WITH A LITTLE HELP FROM MY FRIENDS
As I sit here on the corner of Bedford and Downing Street in New York City, nursing my morning Ice Latte, I am trying to find the words to describe how integral the people around me have been in shaping the photographer that I have become and the photographer that I will continue to be.
Every artist needs some form of inspiration, something that pushes them forward to pick up that camera each day and create new images. For me, it’s my friends, my three beautiful daughters, and the various characters I meet on set each day. While the gear is undeniably important, trust me, I do love new gear (who doesn’t?), it’s crucial not to lose sight of the reason why you want that gear in the first place. You desire the gear to assist you in capturing the world in front of you.
I fell in love with photography in high school. It was probably the first time in my life that I realized I was genuinely talented at something. Okay, okay, in my opinion, I was talented, and that’s what matters most. At that time, It wasn’t something I considered as a career path. It was a way for me to document my friends doing wildly unnecessary things.
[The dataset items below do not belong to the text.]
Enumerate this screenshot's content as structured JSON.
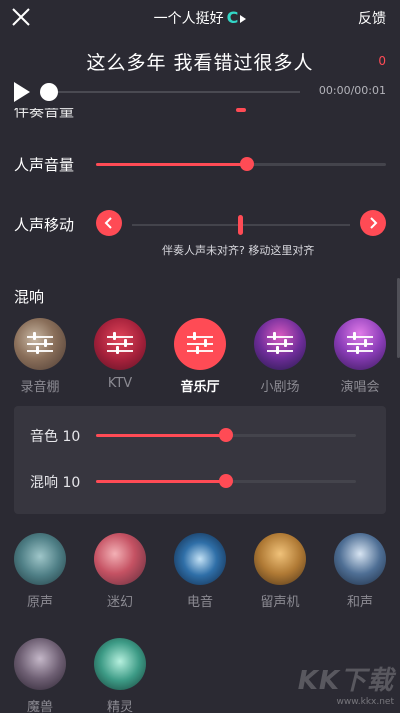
{
  "header": {
    "close_icon": "close-icon",
    "title": "一个人挺好",
    "title_logo": "C",
    "feedback_label": "反馈"
  },
  "lyric": {
    "text": "这么多年 我看错过很多人",
    "count": "0"
  },
  "player": {
    "time": "00:00/00:01",
    "progress": 0
  },
  "controls": {
    "vocal_volume_label": "人声音量",
    "vocal_volume_value": 0.52,
    "vocal_shift_label": "人声移动",
    "hint": "伴奏人声未对齐? 移动这里对齐",
    "cut_label": "伴奏音量"
  },
  "reverb": {
    "title": "混响",
    "items": [
      {
        "label": "录音棚",
        "selected": false
      },
      {
        "label": "KTV",
        "selected": false
      },
      {
        "label": "音乐厅",
        "selected": true
      },
      {
        "label": "小剧场",
        "selected": false
      },
      {
        "label": "演唱会",
        "selected": false
      }
    ],
    "tone_label": "音色 10",
    "tone_value": 0.5,
    "reverb_label": "混响 10",
    "reverb_value": 0.5
  },
  "voice_effects": {
    "items": [
      {
        "label": "原声"
      },
      {
        "label": "迷幻"
      },
      {
        "label": "电音"
      },
      {
        "label": "留声机"
      },
      {
        "label": "和声"
      },
      {
        "label": "魔兽"
      },
      {
        "label": "精灵"
      }
    ]
  },
  "watermark": {
    "logo": "KK下载",
    "url": "www.kkx.net"
  },
  "colors": {
    "accent": "#ff4b55",
    "background": "#2b2a33",
    "logo_teal": "#33d6c7"
  }
}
A record of a time we all spent together having fun. I’m a terrible writer as evidenced by this article, so photography is how I am able to best say what’s on my mind. It also serves as my way of participating in the moments I spend with my friends. Seems somewhat anti-social, always being behind the lens, but focusing thru my viewfinder seems to better etch the memories in my mind.
I didn’t fully realize it at the time, but my environment on the West Coast of Canada was shaping the tools I used to obtain the best images. My teachers in school encouraged me to use films from Fujifilm because they brought out the greens and blues of the Pacific Northwest. So I predominantly used Fujifilm Velvia stock. Fast forward to the present day, and I still use Fujifilm digital cameras for the same reason. I believe their rich history in creating film has given them an advantage in producing the most filmic vibes in a digital camera.
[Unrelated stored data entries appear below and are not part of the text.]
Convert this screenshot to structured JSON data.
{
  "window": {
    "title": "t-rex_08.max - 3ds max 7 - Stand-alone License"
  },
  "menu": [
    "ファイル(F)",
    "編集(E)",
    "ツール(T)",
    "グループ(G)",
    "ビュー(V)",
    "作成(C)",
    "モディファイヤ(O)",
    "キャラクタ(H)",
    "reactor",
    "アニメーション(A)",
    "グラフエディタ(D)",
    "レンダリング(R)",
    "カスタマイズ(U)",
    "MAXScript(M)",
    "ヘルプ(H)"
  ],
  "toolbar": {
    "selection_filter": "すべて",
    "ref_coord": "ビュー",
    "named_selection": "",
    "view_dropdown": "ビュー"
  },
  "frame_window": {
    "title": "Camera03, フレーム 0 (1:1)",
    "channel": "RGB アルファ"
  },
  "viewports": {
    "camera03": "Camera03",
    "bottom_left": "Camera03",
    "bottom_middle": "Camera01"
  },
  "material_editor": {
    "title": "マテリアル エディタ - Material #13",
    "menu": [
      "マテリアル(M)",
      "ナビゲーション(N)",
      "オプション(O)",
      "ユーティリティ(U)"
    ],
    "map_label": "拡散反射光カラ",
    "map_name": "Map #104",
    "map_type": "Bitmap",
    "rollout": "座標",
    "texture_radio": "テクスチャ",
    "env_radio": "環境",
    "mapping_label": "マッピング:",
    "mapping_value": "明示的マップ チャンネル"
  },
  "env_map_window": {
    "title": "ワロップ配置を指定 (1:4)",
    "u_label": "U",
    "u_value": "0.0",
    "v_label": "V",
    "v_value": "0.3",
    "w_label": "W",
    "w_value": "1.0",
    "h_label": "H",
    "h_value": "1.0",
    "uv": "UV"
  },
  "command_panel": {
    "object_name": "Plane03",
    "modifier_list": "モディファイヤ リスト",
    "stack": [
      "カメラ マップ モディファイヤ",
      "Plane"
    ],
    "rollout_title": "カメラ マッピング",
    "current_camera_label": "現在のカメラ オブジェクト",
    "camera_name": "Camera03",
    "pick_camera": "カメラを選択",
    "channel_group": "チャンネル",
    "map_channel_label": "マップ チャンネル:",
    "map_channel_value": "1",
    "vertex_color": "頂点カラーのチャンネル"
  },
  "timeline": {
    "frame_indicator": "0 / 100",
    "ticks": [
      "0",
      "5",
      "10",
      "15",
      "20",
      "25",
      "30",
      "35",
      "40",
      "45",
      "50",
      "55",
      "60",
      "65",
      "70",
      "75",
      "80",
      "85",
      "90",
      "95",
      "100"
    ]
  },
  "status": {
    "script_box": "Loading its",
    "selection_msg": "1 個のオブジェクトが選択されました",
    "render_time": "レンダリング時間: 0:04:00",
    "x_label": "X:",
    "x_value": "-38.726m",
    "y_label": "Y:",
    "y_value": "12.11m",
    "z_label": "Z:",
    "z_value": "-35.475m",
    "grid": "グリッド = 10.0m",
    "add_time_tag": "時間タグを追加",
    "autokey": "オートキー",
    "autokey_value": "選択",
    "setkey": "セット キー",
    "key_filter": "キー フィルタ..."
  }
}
In fact, my first digital camera was a Fujifilm Finepix camera, I believe it had 3 megapixels, and it felt like it was modelled after the 35mm point-and- shoot Tiara. Presently, I am reaching for the GFX 100s and am super excited about the release of their GF 55mm F1.7 lens. For those of you who aren’t familiar, the GFX system is Fujifilm’s medium format digital camera system. The resulting files from these cameras are outstanding, and the level of detail is truly astonishing. This latest lens release is important to me because, for the first time in their GFX line, the camera is no longer just a resolution monster; it now has the ability to create real medium format- looking photos. `
The main draw for most people with medium format film is the ability to separate the foreground from the background, and having access to that F1.7 finally grants us that ability. They do have the 80mm f1.7 in their lineup, but it felt more like a really great headshot lens. This 55mm focal length allows us to showcase the subject within their environment, and that’s what I love most about medium format. That ability the 55mm f1.7 to showcase the who and the where is so important in telling a story. Being a documentary and portrait photographer the environment my subjects are in are crucial in better communicating the story to the viewer. So the more information I can capture in a scene the better.
I capture photos of life and the people who are part of my life. I have a strong attachment to a particular visual point in time. Images created by artists like Herb Ritts, Richard Avedon, and Irving Penn have influenced me greatly. Their images were so crisp and had a distinct feel to the depth of field. This is how I want to perceive the world. I try not to get stuck in a certain trend and am constantly changing things up to communicate with the visual language of each new generation. However, I always find myself returning to that medium format aesthetic.
With each new generation, I incorporate their additions into the solid foundation of traditional medium-format photography. Like a history book, I utilize knowledge from the past to build upon my future while honouring the incredible image makers of the past. My friends and family will always be my inspiration and give me a reason to pick up my camera. The world is such an amazing place; thankfully, photography helps me hold onto those memories.